- O presidente dos Estados Unidos, Donald Trump, ameaçou “pulverizar” Omã, confundindo o sultanato com o Irão.
- Durante o mesmo discurso após o conselho de ministros na Casa Branca, Trump confundiu o Irão com a Venezuela.
- Questionado sobre o controlo futuro do estreito de Ormuz por Omã e pelo Irão, disse que a via marítima permanecerá aberta a todos.
- Afirmou que são águas internacionais e que os EUA as vão monitorizar, mas ninguém as controlará.
- Lotou ainda que, em ocasiões anteriores, já confundiu países, citando Albânia com Arménia e Islândia com Gronelândia.
O presidente dos EUA, Donald Trump, confundiu Omã com o Irão durante uma intervenção pública após o conselho de ministros na Casa Branca. A ameaça mencionada foi dirigida a Omã, aliado tradicional, de forma a sugerir pulverização caso não siga determinada linha.

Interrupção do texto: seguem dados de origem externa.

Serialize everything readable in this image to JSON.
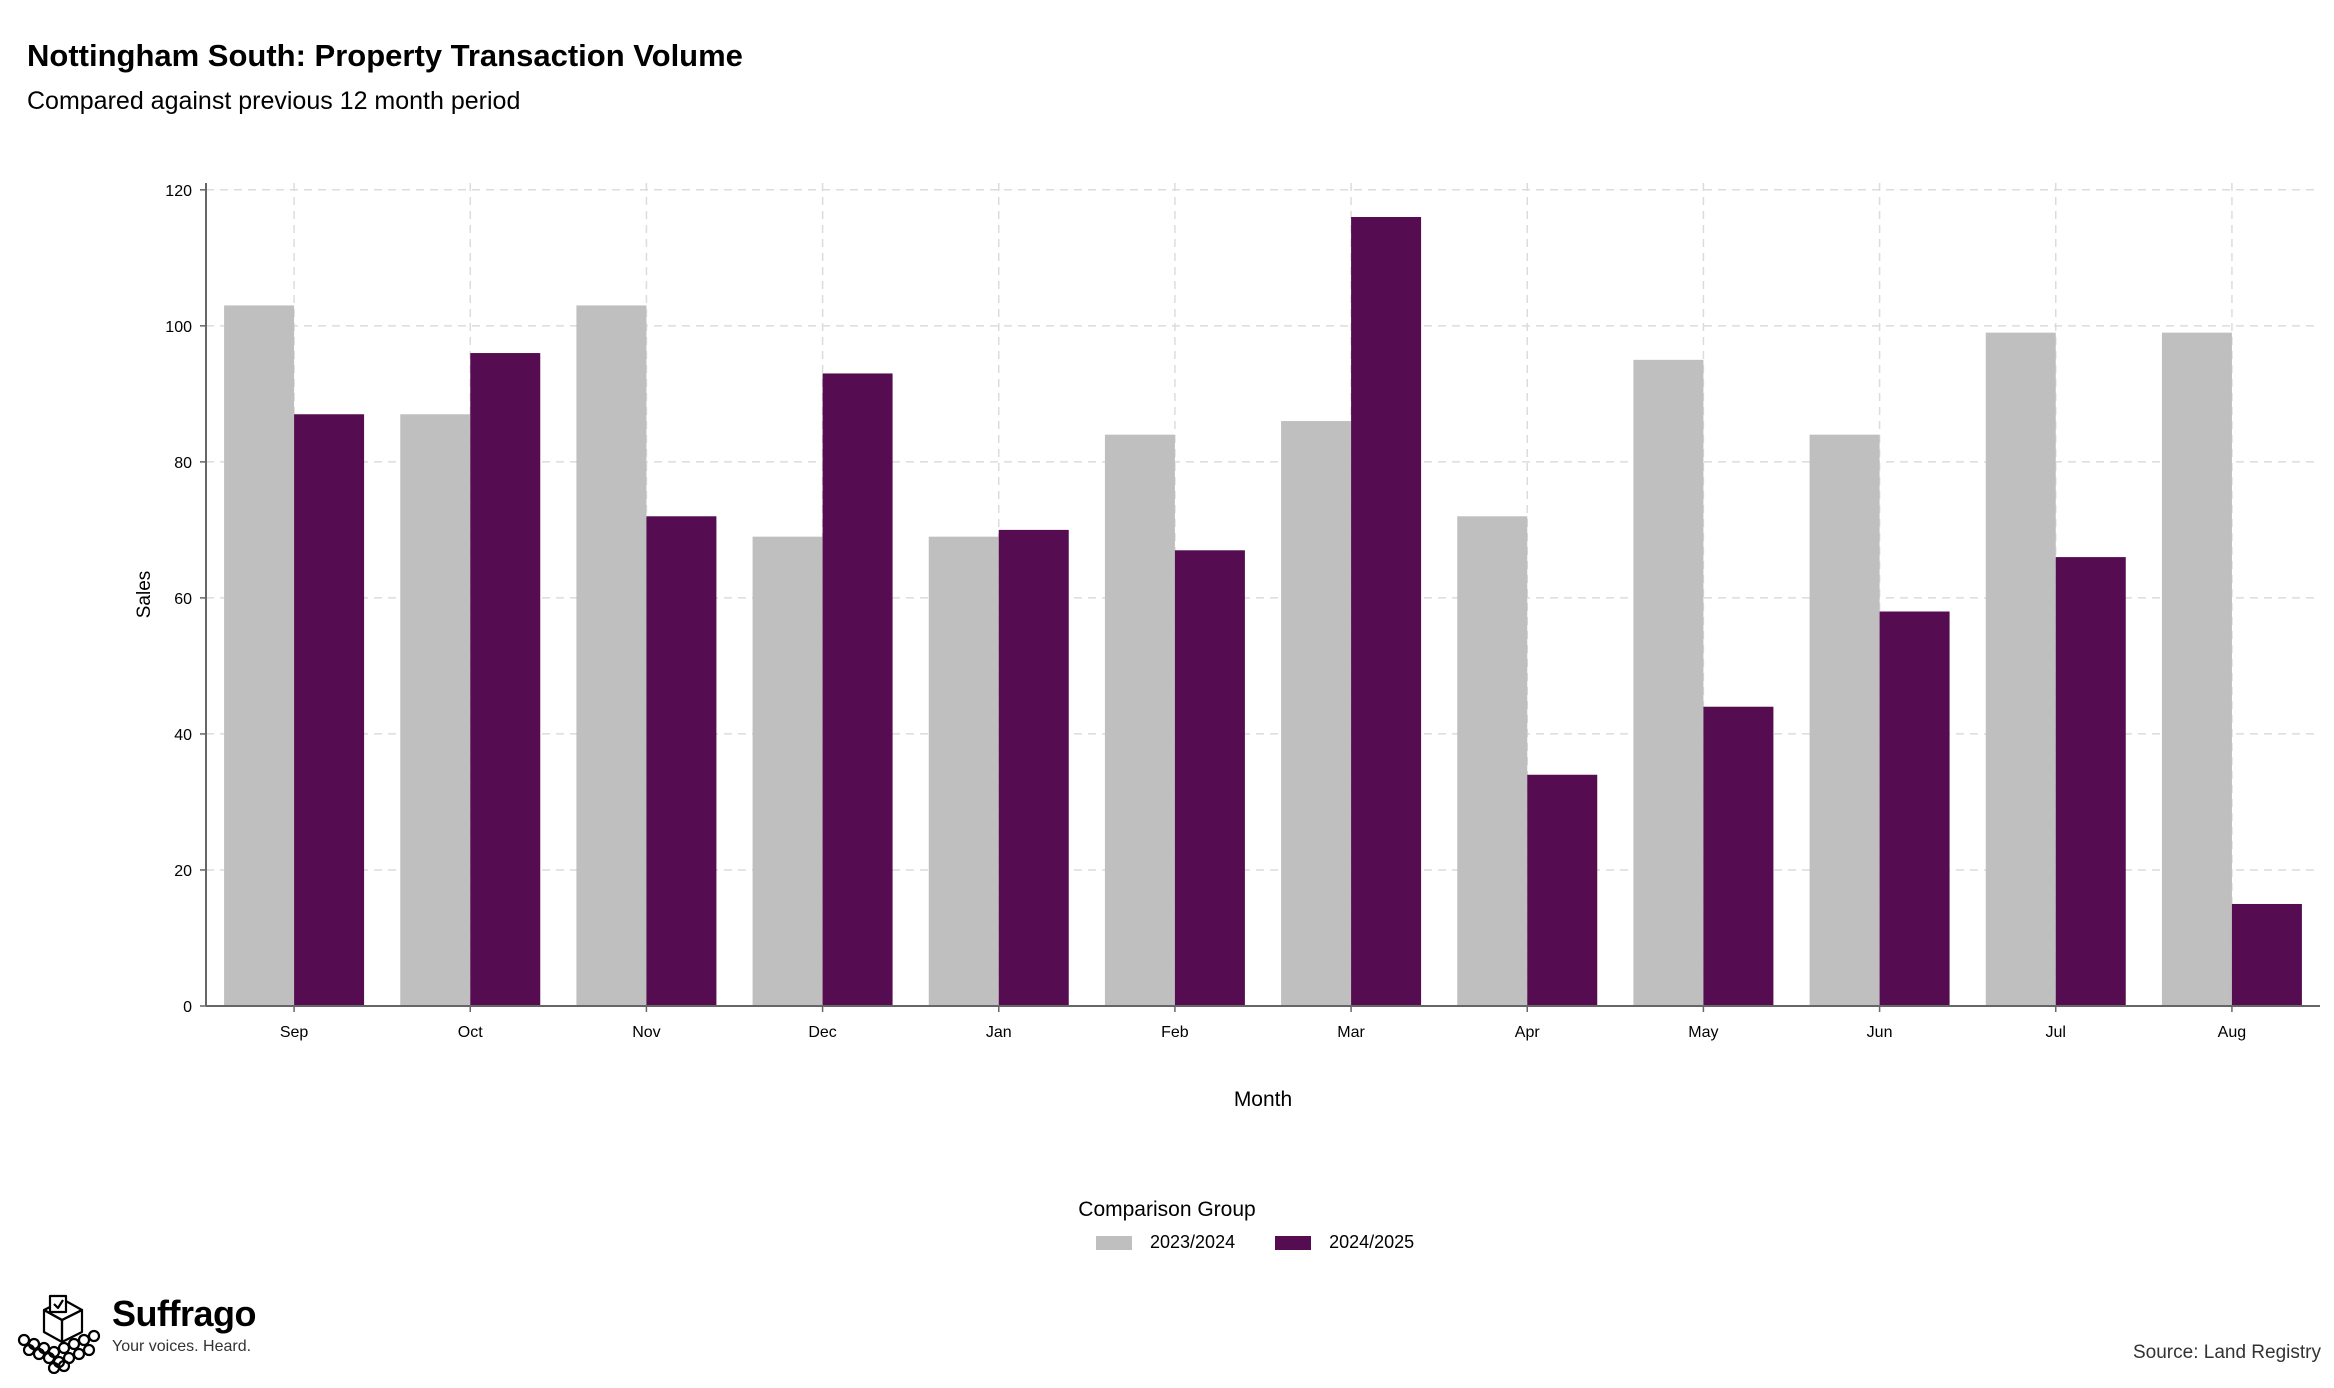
{
  "header": {
    "title": "Nottingham South: Property Transaction Volume",
    "subtitle": "Compared against previous 12 month period"
  },
  "legend": {
    "title": "Comparison Group",
    "items": [
      {
        "label": "2023/2024",
        "color": "#bfbfbf"
      },
      {
        "label": "2024/2025",
        "color": "#560c51"
      }
    ]
  },
  "brand": {
    "name": "Suffrago",
    "tagline": "Your voices. Heard.",
    "logo_icon": "ballot-box-icon"
  },
  "footer": {
    "source": "Source: Land Registry"
  },
  "chart_data": {
    "type": "bar",
    "xlabel": "Month",
    "ylabel": "Sales",
    "ylim": [
      0,
      121
    ],
    "yticks": [
      0,
      20,
      40,
      60,
      80,
      100,
      120
    ],
    "grid": true,
    "legend_position": "bottom",
    "categories": [
      "Sep",
      "Oct",
      "Nov",
      "Dec",
      "Jan",
      "Feb",
      "Mar",
      "Apr",
      "May",
      "Jun",
      "Jul",
      "Aug"
    ],
    "series": [
      {
        "name": "2023/2024",
        "color": "#bfbfbf",
        "values": [
          103,
          87,
          103,
          69,
          69,
          84,
          86,
          72,
          95,
          84,
          99,
          99
        ]
      },
      {
        "name": "2024/2025",
        "color": "#560c51",
        "values": [
          87,
          96,
          72,
          93,
          70,
          67,
          116,
          34,
          44,
          58,
          66,
          15
        ]
      }
    ]
  }
}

No discurso, Trump também confundiu novamente o Irão com a Venezuela e afirmou que Omã devia comportar-se ou seria pulverizado. Disse ainda que a via do estreito de Ormuz poderia estar sob controlo de Omã e do Irão, algo que rejeitou, garantindo que a passagem permanecerá aberta a todos.
A administração indicou que o estreito de Ormuz é uma via internacional e que os EUA vão monitorizá-la, sem permitir controlo exclusivo por nenhum país. O líder norte-americano afirmou também que a economia do país continua próspera, apesar de tensões com a Venezuela, que disse ter reduzido a sua capacidade militar.
Histórico de lapsos de nomeação já foi observado anteriormente, com Trump a ter confundido Albânia com Arménia, e Islândia com Gronelândia, entre outros casos de troca de identidades de países.
Contexto regional
A observação pública sobre a segurança na região persiste, com os Estados Unidos a manter presença estratégica no Golfo e a acompanhar desenvolvimentos no estreito de Ormuz, crucial para o comércio global de petróleo.